Editorial du « Monde ». Pour une fois, Boris Johnson voit juste : le Brexit est au bord de l’« effondrement ». Le ministre des affaires étrangères britannique, flamboyant partisan de la sortie de son pays de l’Union européenne lors du référendum de juin 2016, vient de confier son inquiétude lors d’une réunion privée. Il a raison. Les négociations engagées avec Bruxelles depuis mars 2017 sont dans l’impasse, et ce blocage augure très mal de la sortie du Royaume-Uni de l’UE, prévue en principe en mars 2019.

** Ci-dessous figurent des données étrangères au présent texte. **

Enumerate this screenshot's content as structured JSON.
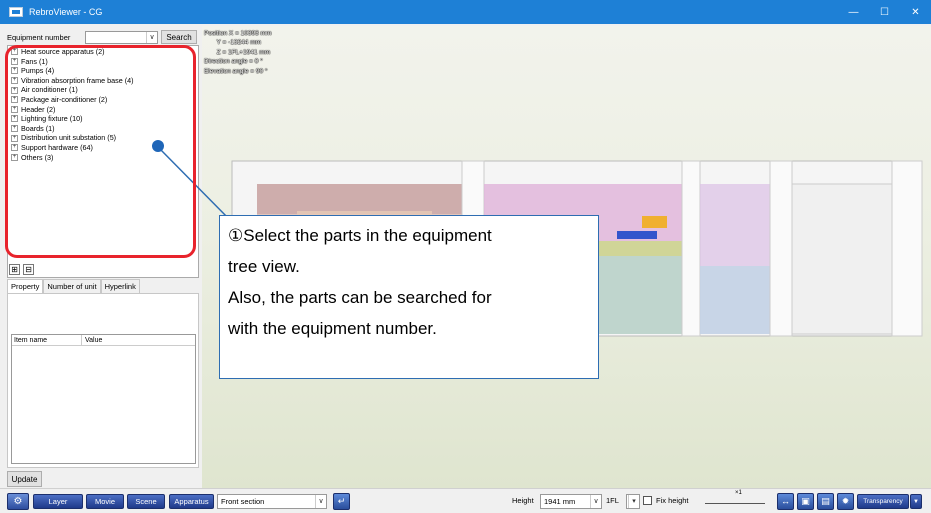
{
  "window": {
    "title": "RebroViewer - CG",
    "minimize_icon": "—",
    "maximize_icon": "☐",
    "close_icon": "✕"
  },
  "search": {
    "label": "Equipment number",
    "button": "Search"
  },
  "tree": {
    "items": [
      "Heat source apparatus (2)",
      "Fans (1)",
      "Pumps (4)",
      "Vibration absorption frame base (4)",
      "Air conditioner (1)",
      "Package air-conditioner (2)",
      "Header (2)",
      "Lighting fixture (10)",
      "Boards (1)",
      "Distribution unit substation (5)",
      "Support hardware (64)",
      "Others (3)"
    ]
  },
  "expand_buttons": {
    "expand": "⊞",
    "collapse": "⊟"
  },
  "tabs": [
    "Property",
    "Number of unit",
    "Hyperlink"
  ],
  "property_grid": {
    "col_name": "Item name",
    "col_value": "Value"
  },
  "update_button": "Update",
  "viewport": {
    "info_lines": [
      "Position X = 10393 mm",
      "       Y = -13244 mm",
      "       Z = 1FL+1941 mm",
      "Direction angle = 0 °",
      "Elevation angle = 90 °"
    ]
  },
  "callout": {
    "lines": [
      "①Select the parts in the equipment",
      "tree view.",
      "Also, the parts can be searched for",
      "with the equipment number."
    ]
  },
  "bottombar": {
    "layer": "Layer",
    "movie": "Movie",
    "scene": "Scene",
    "apparatus": "Apparatus",
    "section_select": "Front section",
    "height_label": "Height",
    "height_value": "1941 mm",
    "floor_value": "1FL",
    "fix_height": "Fix height",
    "zoom_label": "×1",
    "transparency": "Transparency"
  },
  "colors": {
    "titlebar": "#1e80d6",
    "highlight": "#e8232c",
    "callout_border": "#2e6db2"
  }
}
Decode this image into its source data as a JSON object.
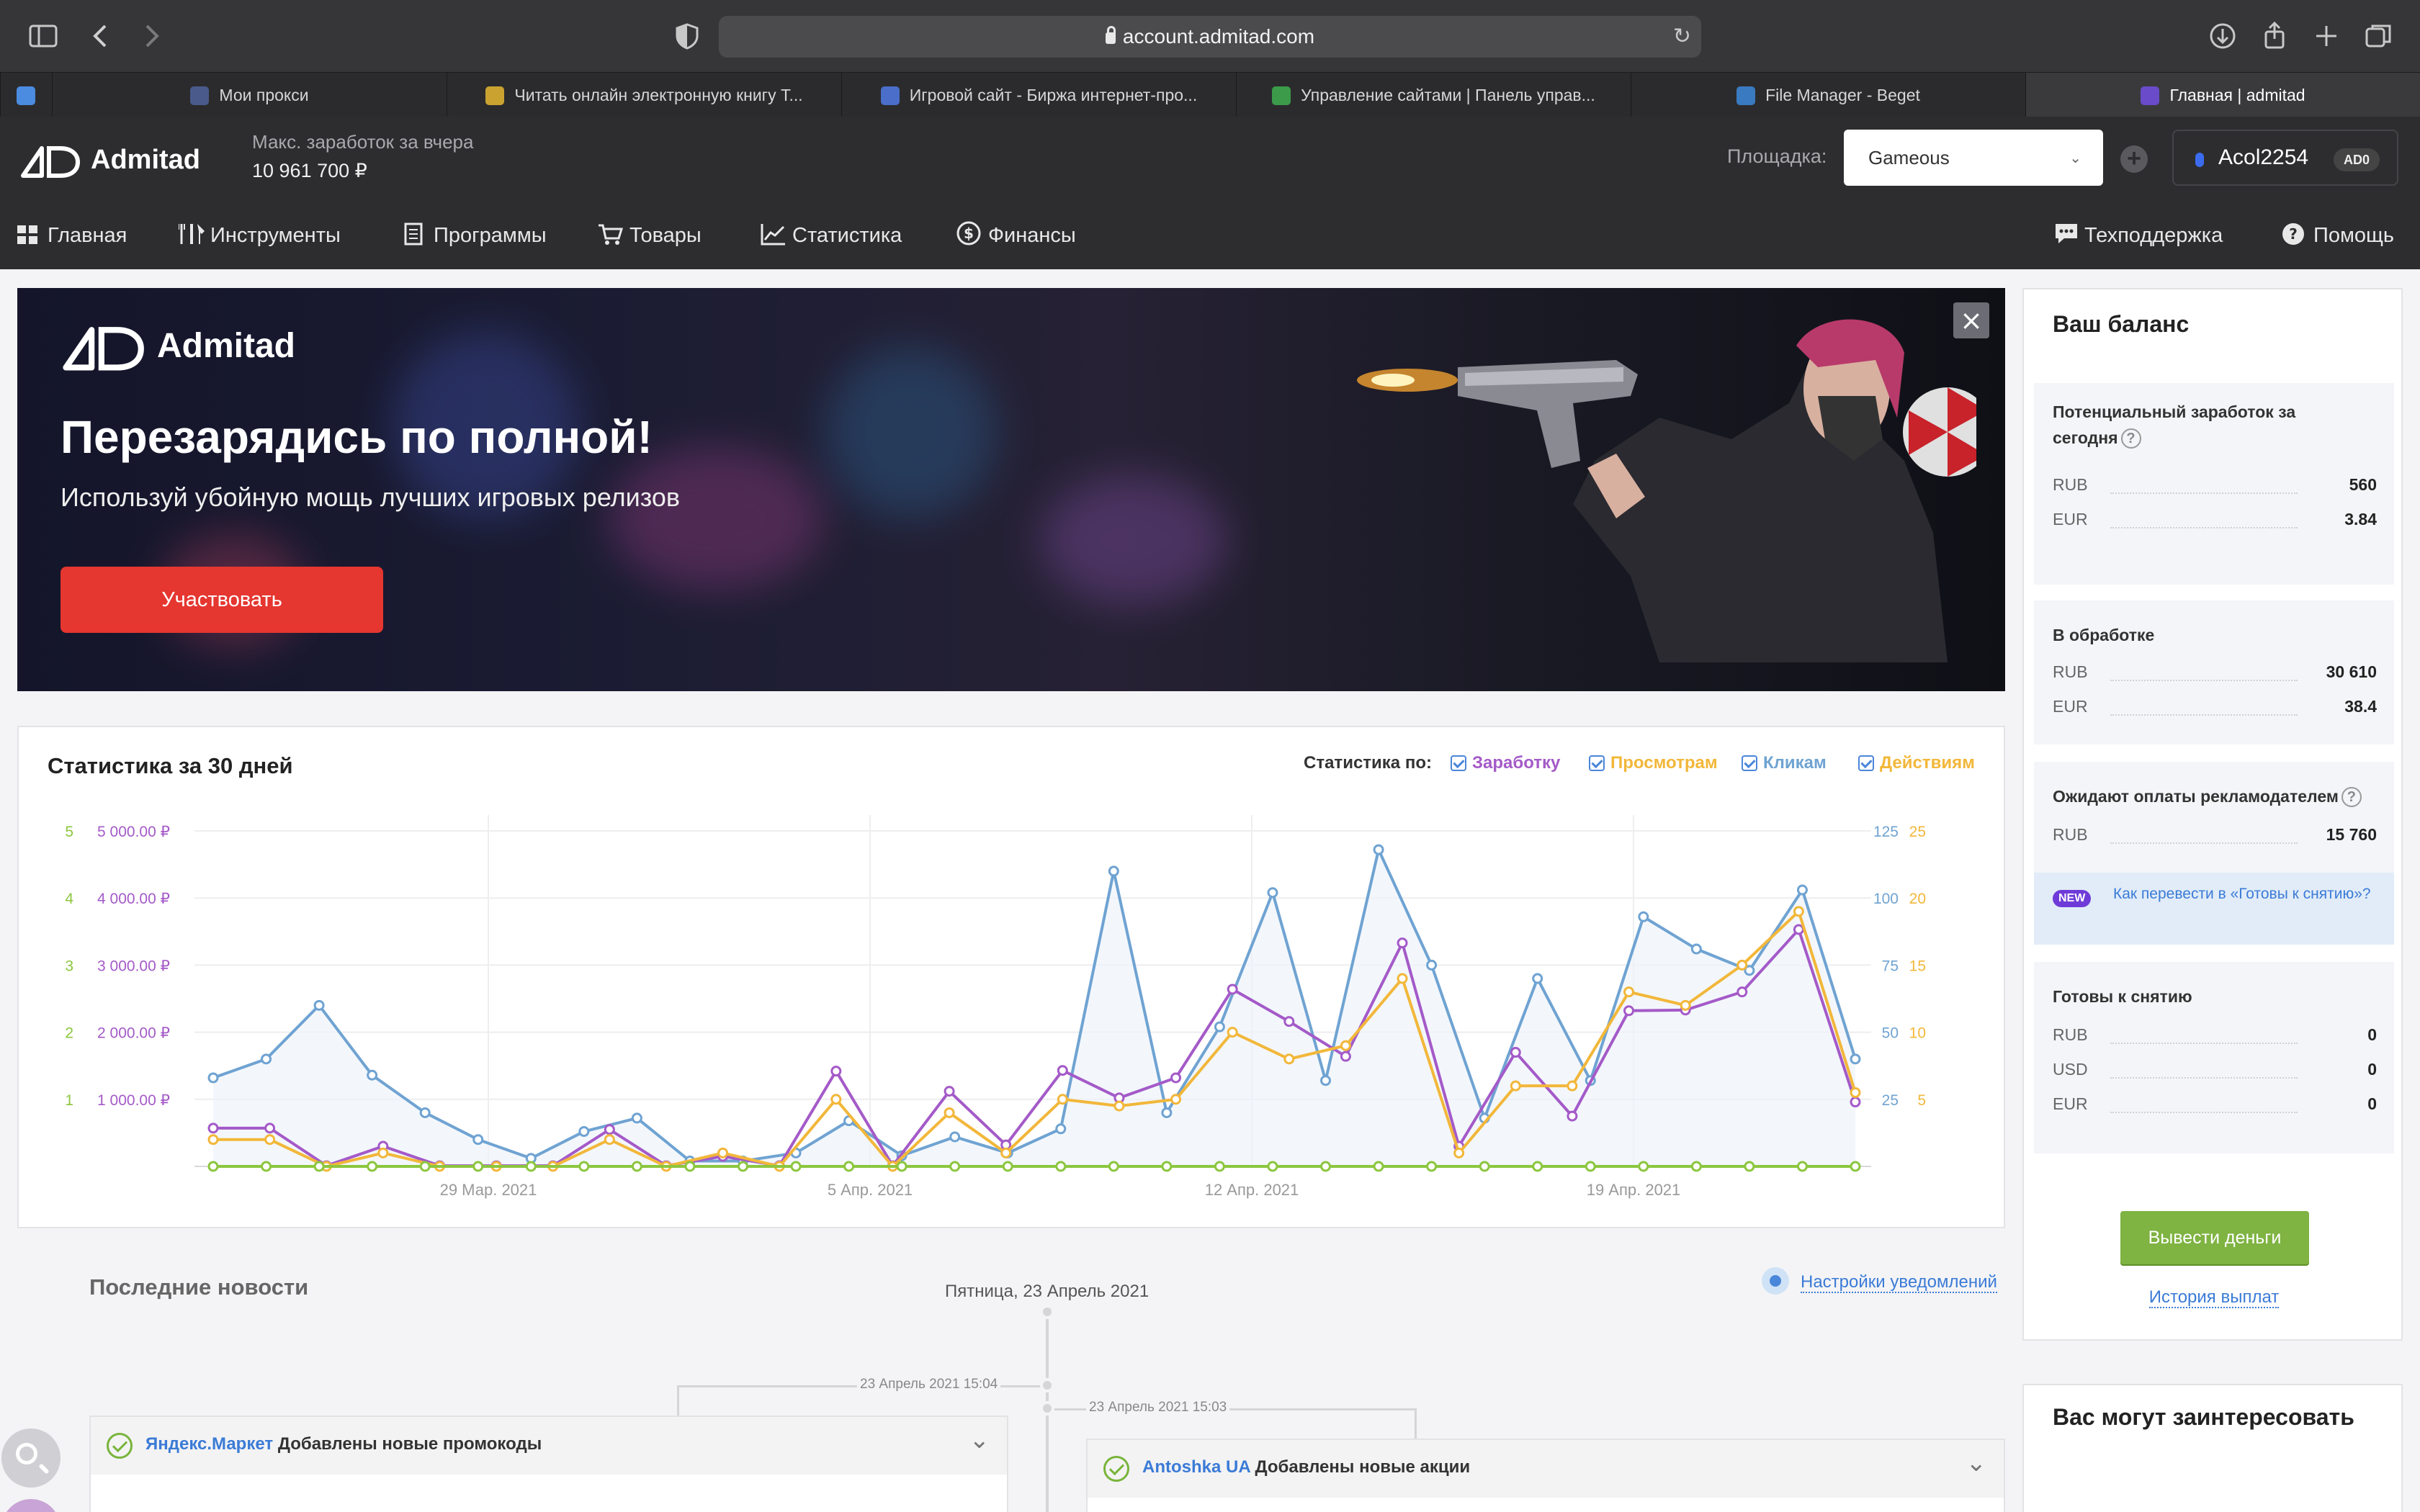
{
  "browser": {
    "url": "account.admitad.com",
    "tabs": [
      {
        "label": "Мои прокси",
        "favicon_color": "#4a5a8a"
      },
      {
        "label": "Читать онлайн электронную книгу Т...",
        "favicon_color": "#c9a230"
      },
      {
        "label": "Игровой сайт - Биржа интернет-про...",
        "favicon_color": "#4a6ec9"
      },
      {
        "label": "Управление сайтами | Панель управ...",
        "favicon_color": "#3b9b4a"
      },
      {
        "label": "File Manager - Beget",
        "favicon_color": "#3a7ac0"
      },
      {
        "label": "Главная | admitad",
        "favicon_color": "#6a4bc9",
        "active": true
      }
    ]
  },
  "header": {
    "logo": "Admitad",
    "max_earn_label": "Макс. заработок за вчера",
    "max_earn_value": "10 961 700 ₽",
    "platform_label": "Площадка:",
    "platform_value": "Gameous",
    "user_name": "Acol2254",
    "user_badge": "AD0"
  },
  "nav": {
    "items": [
      {
        "label": "Главная",
        "icon": "grid-icon"
      },
      {
        "label": "Инструменты",
        "icon": "tools-icon"
      },
      {
        "label": "Программы",
        "icon": "document-icon"
      },
      {
        "label": "Товары",
        "icon": "cart-icon"
      },
      {
        "label": "Статистика",
        "icon": "chart-icon"
      },
      {
        "label": "Финансы",
        "icon": "dollar-icon"
      }
    ],
    "support": "Техподдержка",
    "help": "Помощь"
  },
  "banner": {
    "logo": "Admitad",
    "title": "Перезарядись по полной!",
    "subtitle": "Используй убойную мощь лучших игровых релизов",
    "cta": "Участвовать"
  },
  "stats": {
    "title": "Статистика за 30 дней",
    "by_label": "Статистика по:",
    "legend": [
      {
        "label": "Заработку",
        "color": "#a45ac8"
      },
      {
        "label": "Просмотрам",
        "color": "#f2b73a"
      },
      {
        "label": "Кликам",
        "color": "#6fa3d2"
      },
      {
        "label": "Действиям",
        "color": "#f2b73a"
      }
    ]
  },
  "chart_data": {
    "type": "line",
    "x_ticks": [
      "29 Мар. 2021",
      "5 Апр. 2021",
      "12 Апр. 2021",
      "19 Апр. 2021"
    ],
    "left_axis_actions": [
      "1",
      "2",
      "3",
      "4",
      "5"
    ],
    "left_axis_earnings": [
      "1 000.00 ₽",
      "2 000.00 ₽",
      "3 000.00 ₽",
      "4 000.00 ₽",
      "5 000.00 ₽"
    ],
    "right_axis_clicks": [
      "25",
      "50",
      "75",
      "100",
      "125"
    ],
    "right_axis_views": [
      "5",
      "10",
      "15",
      "20",
      "25"
    ],
    "grid": true,
    "series": [
      {
        "name": "Кликам",
        "color": "#6fa3d2",
        "values": [
          33,
          40,
          60,
          34,
          20,
          10,
          3,
          13,
          18,
          2,
          2,
          5,
          17,
          4,
          11,
          5,
          14,
          110,
          20,
          52,
          102,
          32,
          118,
          75,
          18,
          70,
          32,
          93,
          81,
          73,
          103,
          40
        ]
      },
      {
        "name": "Заработку",
        "color": "#a45ac8",
        "values": [
          570,
          570,
          10,
          300,
          10,
          10,
          10,
          550,
          10,
          150,
          10,
          1420,
          10,
          1120,
          320,
          1430,
          1020,
          1320,
          2640,
          2160,
          1640,
          3330,
          300,
          1700,
          750,
          2320,
          2330,
          2600,
          3530,
          960
        ]
      },
      {
        "name": "Просмотрам",
        "color": "#f2b73a",
        "values": [
          4,
          4,
          0,
          2,
          0,
          0,
          0,
          4,
          0,
          2,
          0,
          10,
          0,
          8,
          2,
          10,
          9,
          10,
          20,
          16,
          18,
          28,
          2,
          12,
          12,
          26,
          24,
          30,
          38,
          11
        ]
      },
      {
        "name": "Действиям",
        "color": "#8cc63f",
        "values": [
          0,
          0,
          0,
          0,
          0,
          0,
          0,
          0,
          0,
          0,
          0,
          0,
          0,
          0,
          0,
          0,
          0,
          0,
          0,
          0,
          0,
          0,
          0,
          0,
          0,
          0,
          0,
          0,
          0,
          0,
          0,
          0
        ]
      }
    ]
  },
  "news": {
    "title": "Последние новости",
    "date": "Пятница, 23 Апрель 2021",
    "settings": "Настройки уведомлений",
    "items": [
      {
        "time": "23 Апрель 2021 15:04",
        "source": "Яндекс.Маркет",
        "text": "Добавлены новые промокоды"
      },
      {
        "time": "23 Апрель 2021 15:03",
        "source": "Antoshka UA",
        "text": "Добавлены новые акции"
      }
    ]
  },
  "balance": {
    "title": "Ваш баланс",
    "potential": {
      "label": "Потенциальный заработок за сегодня",
      "rows": [
        {
          "cur": "RUB",
          "val": "560"
        },
        {
          "cur": "EUR",
          "val": "3.84"
        }
      ]
    },
    "processing": {
      "label": "В обработке",
      "rows": [
        {
          "cur": "RUB",
          "val": "30 610"
        },
        {
          "cur": "EUR",
          "val": "38.4"
        }
      ]
    },
    "awaiting": {
      "label": "Ожидают оплаты рекламодателем",
      "rows": [
        {
          "cur": "RUB",
          "val": "15 760"
        }
      ]
    },
    "howto_badge": "NEW",
    "howto": "Как перевести в «Готовы к снятию»?",
    "ready": {
      "label": "Готовы к снятию",
      "rows": [
        {
          "cur": "RUB",
          "val": "0"
        },
        {
          "cur": "USD",
          "val": "0"
        },
        {
          "cur": "EUR",
          "val": "0"
        }
      ]
    },
    "withdraw": "Вывести деньги",
    "history": "История выплат"
  },
  "interest": {
    "title": "Вас могут заинтересовать"
  }
}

En quinze mois de négociations, la première ministre conservatrice, Theresa May, a surtout cherché à gagner du temps pour ne pas braquer les brexiters le plus acharnés, à commencer par le turbulent M. Johnson. Elle a d’abord prôné un « Brexit dur ». C’est-à-dire la rupture la plus franche, la sortie du marché intérieur, le rétablissement des frontières et le renoncement à la libre circulation des biens, des services, des capitaux et des personnes. Elle a ensuite demandé une période de transition, d’ici à la fin 2020, pendant laquelle rien ne changerait vraiment, si ce n’est que Londres serait privé, à Bruxelles, de son commissaire, de ses droits de vote à la table des Etats et de ses élus au Parlement européen.

En réalité, tout se passe comme si, prenant conscience que le Brexit sera une rude épreuve, les Britanniques voulaient le beurre et l’argent du beurre : quitter l’Europe pour respecter le choix des électeurs, mais conserver les avantages que procure l’Union.

En outre, Theresa May semble incapable de trancher la très complexe question irlandaise : comment sortir du marché unique sans réintroduire aussitôt une frontière étanche entre les deux Irlandes et rompre les accords de paix signés il y a vingt ans, sous l’égide de l’UE ? Sans même parler du risque de rallumer la guerre civile, les Européens veulent éviter que cette région ne permette aux Britanniques de contourner la dure réalité du Brexit.

Réponse britannique insuffisante

A Bruxelles, chacun en est convaincu : le seul moyen de sortir de l’imbroglio irlandais et de préserver les intérêts des Européens, c’est que Londres accepte de rester dans l’union douanière. Or c’est une concession inacceptable pour les brexiters intransigeants, car cela priverait le Royaume-Uni de la liberté de conclure des accords commerciaux bilatéraux.

Ces dernières semaines, Mme May a cherché à sortir de l’ambiguïté. Mais au risque d’être désavouée par sa fragile majorité, en particulier lors de l’examen du projet de loi sur la sortie de l’UE, qui commence mardi 12 juin à la Chambre des communes. Elle vient de proposer à Bruxelles de prolonger la transition, le temps de finaliser la future relation entre Londres et l’UE, en espérant sortir de l’union douanière au mieux en… 2021, a-t-elle dû préciser, pour éviter la démission de son ministre chargé du Brexit, David Davis.

Vendredi 8 juin, le négociateur européen, Michel Barnier, y a mis les formes, mais il a fait savoir que la réponse britannique était insuffisante. Elle « apporte plus de questions que de réponses », a-t-il dit. Une clarification définitive, qui était attendue au Conseil européen des 28 et 29 juin, paraît donc très hypothétique. Dès lors, c’est tout le calendrier de la négociation – un accord en octobre, permettant une ratification par le Parlement britannique et le Parlement européen avant la date fatidique du 29 mars 2019 – qui menace de voler en éclats. Et de faire peser une incertitude supplémentaire sur l’avenir de l’Union.